The campaign was launched to mark “Bohemian Rhapsody”, Queen’s hugely popular six-minute 1975 track, becoming the first pre-1990s music video to receive one billion views on YouTube.

The huge musical collaboration, involving Queen, YouTube Music, Universal Music Group and Hollywood Records, shows fans of all ages from around the world performing “Bohemian Rhapsody”, dancing to “Don’t Stop Me Now” and artistically interpreting “A Kind of Magic” lyrics

“It’s one of the most rewarding things that can happen to an artist of any kind: to see that our work has inspired folk all around the world to create their own performances and visual art is a thrill,” Queen guitarist Brian May said in a statement.

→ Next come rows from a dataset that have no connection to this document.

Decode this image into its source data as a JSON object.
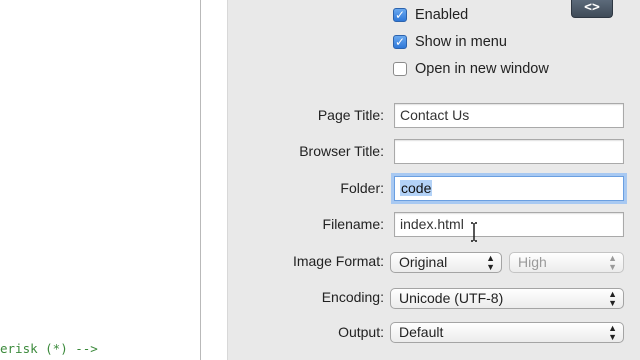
{
  "editor": {
    "code_comment": "erisk (*) -->"
  },
  "toolbar": {
    "code_view_glyph": "<>"
  },
  "checkboxes": [
    {
      "label": "Enabled",
      "checked": true
    },
    {
      "label": "Show in menu",
      "checked": true
    },
    {
      "label": "Open in new window",
      "checked": false
    }
  ],
  "form": {
    "page_title_label": "Page Title:",
    "page_title_value": "Contact Us",
    "browser_title_label": "Browser Title:",
    "browser_title_value": "",
    "folder_label": "Folder:",
    "folder_value": "code",
    "filename_label": "Filename:",
    "filename_value": "index.html",
    "image_format_label": "Image Format:",
    "image_format_value": "Original",
    "image_quality_value": "High",
    "encoding_label": "Encoding:",
    "encoding_value": "Unicode (UTF-8)",
    "output_label": "Output:",
    "output_value": "Default"
  },
  "colors": {
    "panel_bg": "#e9e9e9",
    "focus_ring": "#a8c9f2",
    "checkbox_blue": "#2f78d8",
    "comment_green": "#3b8a3b"
  }
}
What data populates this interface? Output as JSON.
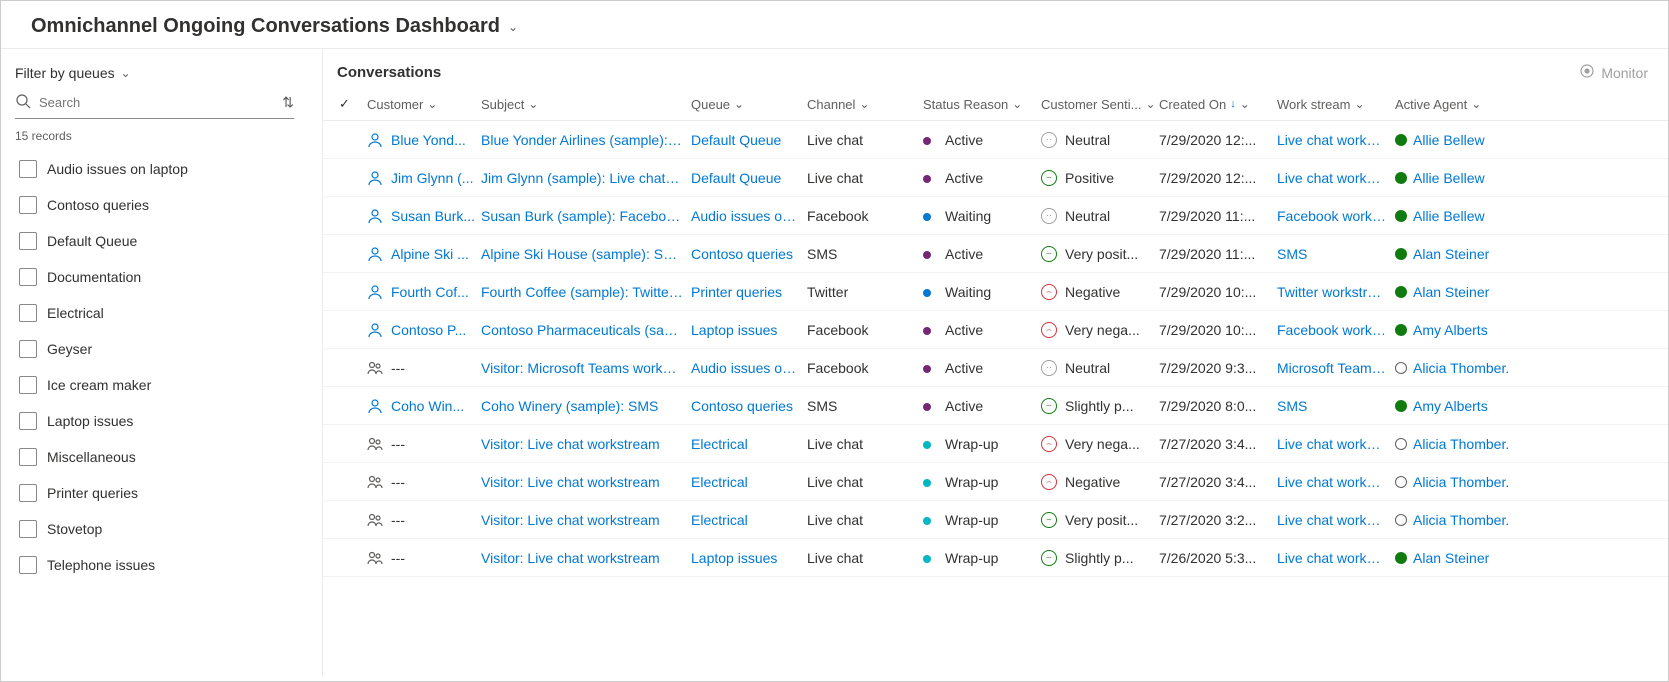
{
  "header": {
    "title": "Omnichannel Ongoing Conversations Dashboard"
  },
  "sidebar": {
    "filter_title": "Filter by queues",
    "search_placeholder": "Search",
    "record_count": "15 records",
    "queues": [
      {
        "label": "Audio issues on laptop"
      },
      {
        "label": "Contoso queries"
      },
      {
        "label": "Default Queue"
      },
      {
        "label": "Documentation"
      },
      {
        "label": "Electrical"
      },
      {
        "label": "Geyser"
      },
      {
        "label": "Ice cream maker"
      },
      {
        "label": "Laptop issues"
      },
      {
        "label": "Miscellaneous"
      },
      {
        "label": "Printer queries"
      },
      {
        "label": "Stovetop"
      },
      {
        "label": "Telephone issues"
      }
    ]
  },
  "content": {
    "title": "Conversations",
    "monitor": "Monitor",
    "columns": {
      "customer": "Customer",
      "subject": "Subject",
      "queue": "Queue",
      "channel": "Channel",
      "status": "Status Reason",
      "sentiment": "Customer Senti...",
      "created": "Created On",
      "workstream": "Work stream",
      "agent": "Active Agent"
    },
    "rows": [
      {
        "icon": "person",
        "customer": "Blue Yond...",
        "subject": "Blue Yonder Airlines (sample): Live c",
        "queue": "Default Queue",
        "channel": "Live chat",
        "status_dot": "purple",
        "status": "Active",
        "sent_face": "neutral",
        "sentiment": "Neutral",
        "created": "7/29/2020 12:...",
        "workstream": "Live chat workstrea",
        "agent_dot": "g",
        "agent": "Allie Bellew"
      },
      {
        "icon": "person",
        "customer": "Jim Glynn (...",
        "subject": "Jim Glynn (sample): Live chat works",
        "queue": "Default Queue",
        "channel": "Live chat",
        "status_dot": "purple",
        "status": "Active",
        "sent_face": "pos",
        "sentiment": "Positive",
        "created": "7/29/2020 12:...",
        "workstream": "Live chat workstrea",
        "agent_dot": "g",
        "agent": "Allie Bellew"
      },
      {
        "icon": "person",
        "customer": "Susan Burk...",
        "subject": "Susan Burk (sample): Facebook wor",
        "queue": "Audio issues on lap",
        "channel": "Facebook",
        "status_dot": "blue",
        "status": "Waiting",
        "sent_face": "neutral",
        "sentiment": "Neutral",
        "created": "7/29/2020 11:...",
        "workstream": "Facebook workstre",
        "agent_dot": "g",
        "agent": "Allie Bellew"
      },
      {
        "icon": "person",
        "customer": "Alpine Ski ...",
        "subject": "Alpine Ski House (sample): SMS",
        "queue": "Contoso queries",
        "channel": "SMS",
        "status_dot": "purple",
        "status": "Active",
        "sent_face": "pos",
        "sentiment": "Very posit...",
        "created": "7/29/2020 11:...",
        "workstream": "SMS",
        "agent_dot": "g",
        "agent": "Alan Steiner"
      },
      {
        "icon": "person",
        "customer": "Fourth Cof...",
        "subject": "Fourth Coffee (sample): Twitter wor",
        "queue": "Printer queries",
        "channel": "Twitter",
        "status_dot": "blue",
        "status": "Waiting",
        "sent_face": "neg",
        "sentiment": "Negative",
        "created": "7/29/2020 10:...",
        "workstream": "Twitter workstream",
        "agent_dot": "g",
        "agent": "Alan Steiner"
      },
      {
        "icon": "person",
        "customer": "Contoso P...",
        "subject": "Contoso Pharmaceuticals (sample):",
        "queue": "Laptop issues",
        "channel": "Facebook",
        "status_dot": "purple",
        "status": "Active",
        "sent_face": "neg",
        "sentiment": "Very nega...",
        "created": "7/29/2020 10:...",
        "workstream": "Facebook workstre",
        "agent_dot": "g",
        "agent": "Amy Alberts"
      },
      {
        "icon": "group",
        "customer": "---",
        "subject": "Visitor: Microsoft Teams workstrean",
        "queue": "Audio issues on lap",
        "channel": "Facebook",
        "status_dot": "purple",
        "status": "Active",
        "sent_face": "neutral",
        "sentiment": "Neutral",
        "created": "7/29/2020 9:3...",
        "workstream": "Microsoft Teams w",
        "agent_dot": "o",
        "agent": "Alicia Thomber."
      },
      {
        "icon": "person",
        "customer": "Coho Win...",
        "subject": "Coho Winery (sample): SMS",
        "queue": "Contoso queries",
        "channel": "SMS",
        "status_dot": "purple",
        "status": "Active",
        "sent_face": "pos",
        "sentiment": "Slightly p...",
        "created": "7/29/2020 8:0...",
        "workstream": "SMS",
        "agent_dot": "g",
        "agent": "Amy Alberts"
      },
      {
        "icon": "group",
        "customer": "---",
        "subject": "Visitor: Live chat workstream",
        "queue": "Electrical",
        "channel": "Live chat",
        "status_dot": "teal",
        "status": "Wrap-up",
        "sent_face": "neg",
        "sentiment": "Very nega...",
        "created": "7/27/2020 3:4...",
        "workstream": "Live chat workstrea",
        "agent_dot": "o",
        "agent": "Alicia Thomber."
      },
      {
        "icon": "group",
        "customer": "---",
        "subject": "Visitor: Live chat workstream",
        "queue": "Electrical",
        "channel": "Live chat",
        "status_dot": "teal",
        "status": "Wrap-up",
        "sent_face": "neg",
        "sentiment": "Negative",
        "created": "7/27/2020 3:4...",
        "workstream": "Live chat workstrea",
        "agent_dot": "o",
        "agent": "Alicia Thomber."
      },
      {
        "icon": "group",
        "customer": "---",
        "subject": "Visitor: Live chat workstream",
        "queue": "Electrical",
        "channel": "Live chat",
        "status_dot": "teal",
        "status": "Wrap-up",
        "sent_face": "pos",
        "sentiment": "Very posit...",
        "created": "7/27/2020 3:2...",
        "workstream": "Live chat workstrea",
        "agent_dot": "o",
        "agent": "Alicia Thomber."
      },
      {
        "icon": "group",
        "customer": "---",
        "subject": "Visitor: Live chat workstream",
        "queue": "Laptop issues",
        "channel": "Live chat",
        "status_dot": "teal",
        "status": "Wrap-up",
        "sent_face": "pos",
        "sentiment": "Slightly p...",
        "created": "7/26/2020 5:3...",
        "workstream": "Live chat workstrea",
        "agent_dot": "g",
        "agent": "Alan Steiner"
      }
    ]
  }
}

For the “Bohemian Rhapsody” video, performers are shown singing the tune at home or outside as well as playing an array of instruments from piano and guitar to harp and violin.

Fans sent in videos of themselves dancing to “Don’t Stop Me Now”, showing off moves created by choreographer Polly Bennett, who worked with actor Rami Malek for his Oscar-winning performance in Queen film “Bohemian Rhapsody”.

The clips show them dancing at home, on the street, at the beach, in a stable, and in front of cows in a field. Some dressed up in costumes, Queen T-shirts and as Mercury, the band’s lead singer who died from AIDS-related pneumonia in 1991.

For “A Kind of Magic”, fans were asked to send in art inspired by the song’s lyrics. Their submissions included portraits of the band and colorful prints of the song’s words.